Background: Macrophages play an important role in several ocular diseases. Because macrophages localized in ocular tissues may be derived from blood monocytes, the effect of vitreous [containing transforming growth factor-beta 2 (TGF-beta 2) and hyaluronic acid] on blood monocytes, maturating in the tissue to macrophages, was determined.
Methods: Human monocytes were cultured with and without vitreous in RPMI 1640 medium containing human AB serum. As a parameter of activation the release of interleukin-6 was measured by the B9 bioassay; as an indication of maturation, the content of acid phosphatase and the increase in cell size were assessed.
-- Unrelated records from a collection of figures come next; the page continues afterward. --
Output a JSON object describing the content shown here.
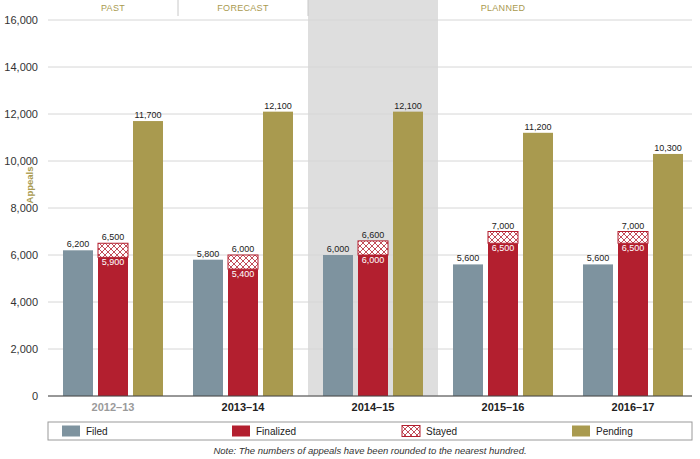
{
  "chart_data": {
    "type": "bar",
    "categories": [
      "2012–13",
      "2013–14",
      "2014–15",
      "2015–16",
      "2016–17"
    ],
    "periods": [
      {
        "label": "PAST",
        "categories": [
          "2012–13"
        ]
      },
      {
        "label": "FORECAST",
        "categories": [
          "2013–14"
        ]
      },
      {
        "label": "PLANNED",
        "categories": [
          "2014–15",
          "2015–16",
          "2016–17"
        ]
      }
    ],
    "shaded_categories": [
      "2014–15"
    ],
    "y_label": "Appeals",
    "series": [
      {
        "name": "Filed",
        "color": "#7e939f",
        "values": [
          6200,
          5800,
          6000,
          5600,
          5600
        ],
        "value_labels": [
          "6,200",
          "5,800",
          "6,000",
          "5,600",
          "5,600"
        ]
      },
      {
        "name": "Finalized",
        "color": "#b31f2f",
        "values": [
          5900,
          5400,
          6000,
          6500,
          6500
        ],
        "value_labels": [
          "5,900",
          "5,400",
          "6,000",
          "6,500",
          "6,500"
        ]
      },
      {
        "name": "Stayed",
        "color": "#b31f2f",
        "marker": "crosshatch",
        "stacked": true,
        "values": [
          600,
          600,
          600,
          500,
          500
        ],
        "totals": [
          6500,
          6000,
          6600,
          7000,
          7000
        ],
        "total_labels": [
          "6,500",
          "6,000",
          "6,600",
          "7,000",
          "7,000"
        ]
      },
      {
        "name": "Pending",
        "color": "#a99a4f",
        "values": [
          11700,
          12100,
          12100,
          11200,
          10300
        ],
        "value_labels": [
          "11,700",
          "12,100",
          "12,100",
          "11,200",
          "10,300"
        ]
      }
    ],
    "ylim": [
      0,
      16000
    ],
    "yticks": [
      0,
      {
        "value": 2000,
        "label": "2,000"
      },
      {
        "value": 4000,
        "label": "4,000"
      },
      {
        "value": 6000,
        "label": "6,000"
      },
      {
        "value": 8000,
        "label": "8,000"
      },
      {
        "value": 10000,
        "label": "10,000"
      },
      {
        "value": 12000,
        "label": "12,000"
      },
      {
        "value": 14000,
        "label": "14,000"
      },
      {
        "value": 16000,
        "label": "16,000"
      }
    ],
    "grid": true,
    "legend": "bottom",
    "data_labels": true,
    "note": "Note: The numbers of appeals have been rounded to the nearest hundred."
  }
}
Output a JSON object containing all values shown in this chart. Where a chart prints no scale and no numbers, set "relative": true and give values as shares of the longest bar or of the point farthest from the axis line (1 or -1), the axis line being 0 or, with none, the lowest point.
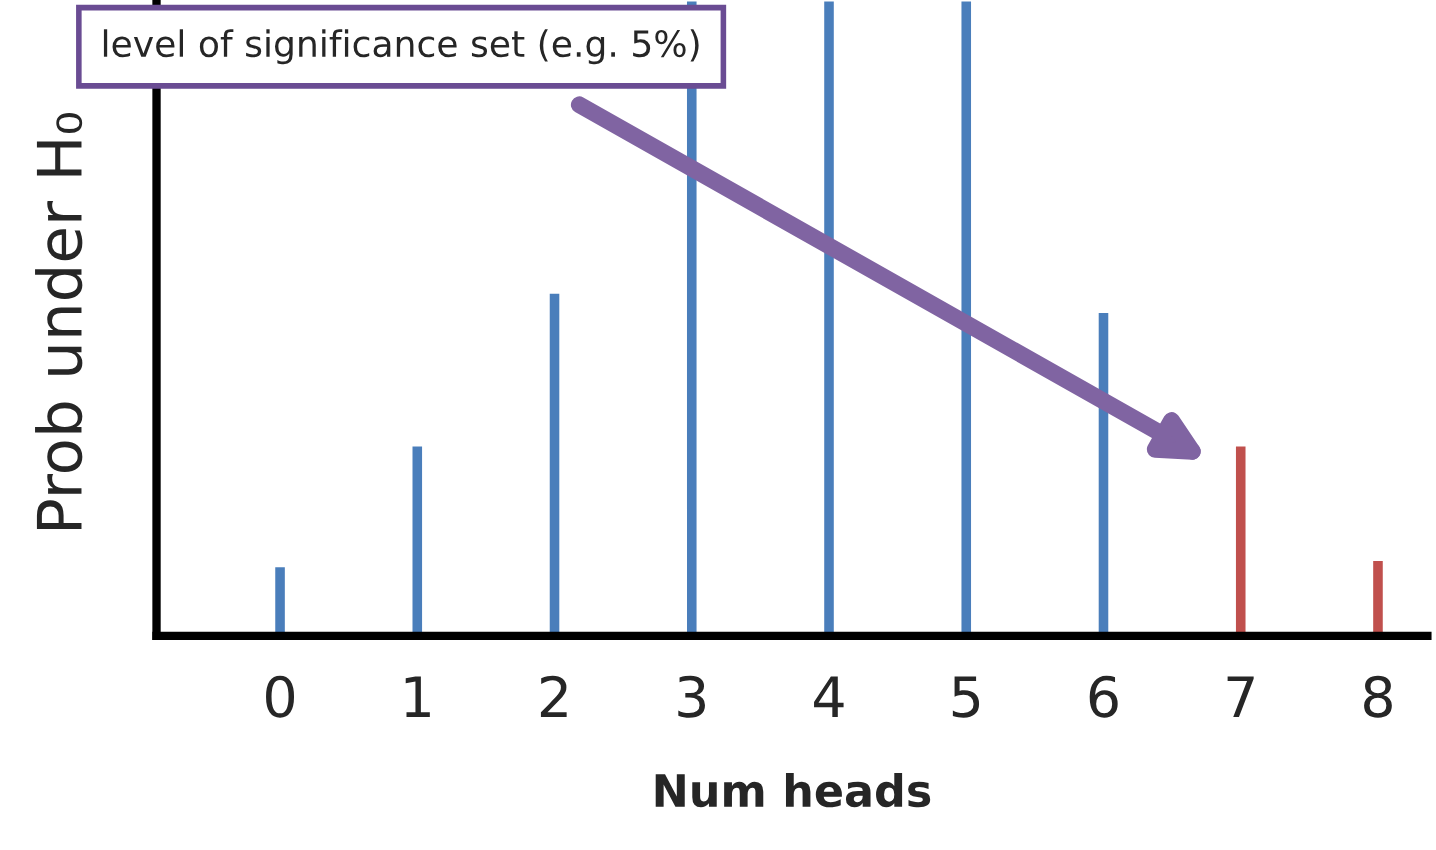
{
  "chart_data": {
    "type": "bar",
    "relative": true,
    "xlabel": "Num heads",
    "ylabel": "Prob under H₀",
    "categories": [
      "0",
      "1",
      "2",
      "3",
      "4",
      "5",
      "6",
      "7",
      "8"
    ],
    "values": [
      0.11,
      0.3,
      0.54,
      1,
      1,
      1,
      0.51,
      0.3,
      0.12
    ],
    "colors": [
      "#4a7ebb",
      "#4a7ebb",
      "#4a7ebb",
      "#4a7ebb",
      "#4a7ebb",
      "#4a7ebb",
      "#4a7ebb",
      "#c0504d",
      "#c0504d"
    ],
    "annotations": [
      "level of significance set (e.g. 5%)"
    ],
    "grid": false,
    "legend": false
  }
}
Results: Monocytes in vitreous-containing medium grew more slowly than did control monocytes. Monocytes cultured in 10% vitreous released 51% less, and in 20% vitreous 73% less, interleukin-6 than control monocytes. Vitreous at 20% significantly (P = 0.0075) reduced the amount of acid phosphatase by 80% over a 4-day culture period. This reduction was partially eliminated with neutralizing antibodies to TGF-beta (P = 0.0014). Furthermore, human recombinant TGF-beta 2 increased the activity of acid phosphatase in monocytes at 1.25 ng/ml and reduced it (P < 0.0001) at higher concentrations (5-10 ng/ml). Hyaluronic acid showed an effect additive to that of TGF-beta in further diminishing the amount of acid phosphatase (P = 0.026).
Conclusion: Vitreous exerts a regulatory effect on monocyte activation and maturation by its content of TGF-beta and possibly hyaluronic acid and may, thus, modify the inflammatory or immune response in the eye.